虚ろなる聖女の影
王都の混乱がようやく落ち着きつつある頃――公爵は、ひそかに各地の有力者や善良な貴族を集めていた。
彼の耳には、ある噂が届いていたからだ。
――王太子の動きが、不穏だ。
あの騒乱の最中、王太子は己の手柄を誇示し、聖女と結託して民衆を惑わした。表向きは「王家の威光を示した」つもりなのだろうが、裏では第一騎士団を勝手に動かし、民衆と第三騎士団の間に亀裂を生みかけた。
その余波はまだ燻っている。
放置すれば再び火が上がるのは目に見えていた。
そして今、公爵の読みは現実となった。
玉座の間に集められた民衆の前に、王太子と聖女が現れたのだ。
王太子は声高に自らの功績を語ろうとし、聖女は涙を浮かべながら「民を救ったのは王家と聖女の祈り」だと強弁する。
第一騎士団がこれを後押しし、空気はふたたびざわめきに包まれていった。
だが、公爵は一歩前へ出て、毅然と声を響かせた。
「殿下は先の魔獣騒動により深く心を病まれたと聞く。

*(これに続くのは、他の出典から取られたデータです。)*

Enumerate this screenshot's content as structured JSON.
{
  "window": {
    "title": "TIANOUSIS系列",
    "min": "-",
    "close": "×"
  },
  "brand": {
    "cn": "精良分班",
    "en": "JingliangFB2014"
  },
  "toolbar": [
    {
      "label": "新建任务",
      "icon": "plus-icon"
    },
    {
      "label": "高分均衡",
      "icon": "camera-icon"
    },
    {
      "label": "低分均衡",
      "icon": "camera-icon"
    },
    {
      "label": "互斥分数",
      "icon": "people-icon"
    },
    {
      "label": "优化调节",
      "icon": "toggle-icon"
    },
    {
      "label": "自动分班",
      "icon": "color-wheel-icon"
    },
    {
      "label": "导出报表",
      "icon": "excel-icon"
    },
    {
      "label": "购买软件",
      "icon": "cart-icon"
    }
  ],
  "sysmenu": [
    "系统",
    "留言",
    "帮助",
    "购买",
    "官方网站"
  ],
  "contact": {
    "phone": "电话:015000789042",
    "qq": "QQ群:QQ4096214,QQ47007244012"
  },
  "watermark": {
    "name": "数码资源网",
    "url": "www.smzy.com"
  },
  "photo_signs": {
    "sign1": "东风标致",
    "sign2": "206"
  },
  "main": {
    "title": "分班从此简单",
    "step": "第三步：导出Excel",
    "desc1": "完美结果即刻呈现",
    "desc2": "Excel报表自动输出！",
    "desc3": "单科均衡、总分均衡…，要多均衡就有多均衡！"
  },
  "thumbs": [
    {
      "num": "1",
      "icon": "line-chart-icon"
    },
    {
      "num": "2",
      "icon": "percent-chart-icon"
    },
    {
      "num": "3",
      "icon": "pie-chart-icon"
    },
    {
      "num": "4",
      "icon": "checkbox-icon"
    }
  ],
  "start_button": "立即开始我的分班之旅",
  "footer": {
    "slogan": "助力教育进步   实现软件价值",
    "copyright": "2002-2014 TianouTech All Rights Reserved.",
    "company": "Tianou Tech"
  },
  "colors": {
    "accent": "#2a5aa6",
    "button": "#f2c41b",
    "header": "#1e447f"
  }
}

お言葉も、正気を失っておられるのやもしれぬ」
「不敬な!! 私が病んでいるだと!? 私は正気だ、正気だとも!」
王太子は顔を真っ赤にして叫ぶが、その姿は逆に取り乱した印象を与える。
その時、公爵の傍らに控えていた護衛が、心配そうに歩み寄った。
「殿下、どうかお休みを……」
囁くように言葉をかけ、そのまま腕を支える。
直後、王太子は糸の切れた人形のように崩れ落ちた。
「殿下!!」
聖女の悲鳴が広間に響き渡る。
だが、その表情に憐憫よりも焦燥が浮かんでいることを、公爵は見逃さなかった。
「これは公爵の陰謀です! 殿下を貶め、王家を奪おうとしているのです!」
聖女は指を突きつけて糾弾するが、公爵は冷静に応じる。
「では、こうしてはどうか。ここで聖女殿の力を示していただこう。あなたの奇跡が真ならば、殿下の病も癒えるはず」
ざわめく群衆。
聖女は一瞬言葉を失い、やがて口を開いた。
「そ、それは……今は無理なのです! 民の信仰が足りぬゆえ、力を発揮できぬのです!」
その言い訳を、公爵は逃さなかった。
「なるほど。ならば、まずはここで祈りを。民は見届けよう」
第一騎士団が「馬鹿な!」と声を荒げ、反対の声を上げる。だが勢いに任せて逆に「では儀式を行え」と言質を与えてしまった。
こうして強引に始まった「聖女の儀式」。
だが、いくら祈りを捧げても、奇跡は訪れなかった。
沈黙が広間を支配する。
「……やはり、もう聖女の力はないのだな」
公爵の言葉が、重く響く。
民衆の間に、戸惑いと同時に冷ややかな確信が広がっていった。
「ち、違う! これは……これは信仰が足りないせいよ!」
聖女は震える声で叫ぶ。涙をにじませ、必死に手を掲げるが、光は降りない。
彼女の白い指先は震え、声は裏返る。
「こんなの……おかしいわ。だって、私は選ばれたヒロインなのよ? この世界では、みんな私を助けて、愛してくれるはずなのに!」
「……?」
民衆の間に、困惑が走る。誰も、彼女の言葉の意味を理解できない。
「カイル殿下も、騎士団長も、みんな私を守るはずだった……! これはゲームのはずなのに、なんで……なんでうまくいかないのよ!」
聖女は顔を覆い、笑いとも泣きともつかぬ声を漏らす。
「これは……バッドエンドなんて、嘘よ……私は……こんなところで終わらない……!」
その姿に、人々は恐れを含んだ沈黙を返すだけだった。
信仰の対象だったはずの“聖女”は、いまや壊れかけた少女でしかない。
公爵は一歩、前に出た。
「――彼女を、休ませてやれ」
護衛がそっと近づき、聖女を抱きとめる。彼女はなおも叫び続けたが、その声はやがて涙に溶けて途切れた。
公爵は静かに息を吐き、広間を見渡す。
「これが現実だ。聖女の時代は終わった。我々は、自らの手で国を立て直す」
その時――アリアと視線が交わる。
アリアは無言で頷き、公爵もまた小さく応える。
言葉はなくとも、互いに理解していた。
彼女の築いた礎の上で、国を再び立ち上げると。